Sonos today publicly announced that it was laying off approximately 6% of its workforce, or around 100 employees. “The foregoing actions were committed to on August 14, 2024 and are intended to improve the Company’s operating model and cost structure to set the Company up for long-term success,” according to a filing with the Securities and Exchange Commission. The layoffs were first reported by The Verge, initially citing unnamed sources.
The layoffs — in corporate-speak called a “reduction in force” — come nearly a week after the company announced it was delaying two shelf-ready products until major problems with its current platform are rectified. Those problems stem from an update to the software that runs the Sonos platform, as well as the customer-facing app, that was pushed out in May, just ahead of the launch of the Sonos Ace headphones. CEO Patrick Spence accepted responsibility for the software meltdown, saying that “my push for speed backfired.”

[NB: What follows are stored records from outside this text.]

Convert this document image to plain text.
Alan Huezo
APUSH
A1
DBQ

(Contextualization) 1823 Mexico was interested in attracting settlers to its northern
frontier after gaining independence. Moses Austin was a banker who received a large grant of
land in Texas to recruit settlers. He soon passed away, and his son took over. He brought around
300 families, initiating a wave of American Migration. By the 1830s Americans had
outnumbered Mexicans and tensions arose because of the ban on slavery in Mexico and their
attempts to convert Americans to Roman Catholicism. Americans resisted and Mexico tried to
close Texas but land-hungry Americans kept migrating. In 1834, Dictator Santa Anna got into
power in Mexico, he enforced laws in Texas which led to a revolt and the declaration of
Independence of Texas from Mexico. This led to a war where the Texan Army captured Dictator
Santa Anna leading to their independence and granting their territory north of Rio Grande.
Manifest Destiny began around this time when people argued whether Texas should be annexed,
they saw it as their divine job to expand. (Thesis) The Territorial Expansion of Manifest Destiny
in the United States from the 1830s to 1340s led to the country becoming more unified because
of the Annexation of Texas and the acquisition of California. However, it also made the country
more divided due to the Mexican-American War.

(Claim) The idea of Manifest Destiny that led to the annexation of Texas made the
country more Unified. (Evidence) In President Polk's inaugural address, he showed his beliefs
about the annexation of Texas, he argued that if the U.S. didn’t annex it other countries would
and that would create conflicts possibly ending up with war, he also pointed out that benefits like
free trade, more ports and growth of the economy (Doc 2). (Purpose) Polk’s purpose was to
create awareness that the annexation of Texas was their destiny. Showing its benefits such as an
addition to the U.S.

During the company’s earnings call on August 7, 2024, Spence said that fixing the software problems would cost between $20 million and $30 million in the short term. The “investments,” as he called them, “are necessary to right the ship for the long term.” Sonos’ fiscal fourth quarter is expected to take a pretty serious hit thanks to lower sales due to the current platform issues and the delay of the two new products. Sonos revised its revenue guidance for the year from $1.6 billion to $1.7 billion, down to $1.503 billion to $1.523 billion, or about $100 million or so in lower revenue. Sonos Chief Financial Officer Saori Casey said the $20 million to $30 million expenditure isn’t included in those revised revenue numbers.
Sonos laid off some 7% of its employees in June 2023 as part of a $11.4 million restructuring plan. While the company doesn’t publicly list headcount, it noted some 1,800 employees on its LinkedIn page, and that would basically match the 100-person layoff count as reported.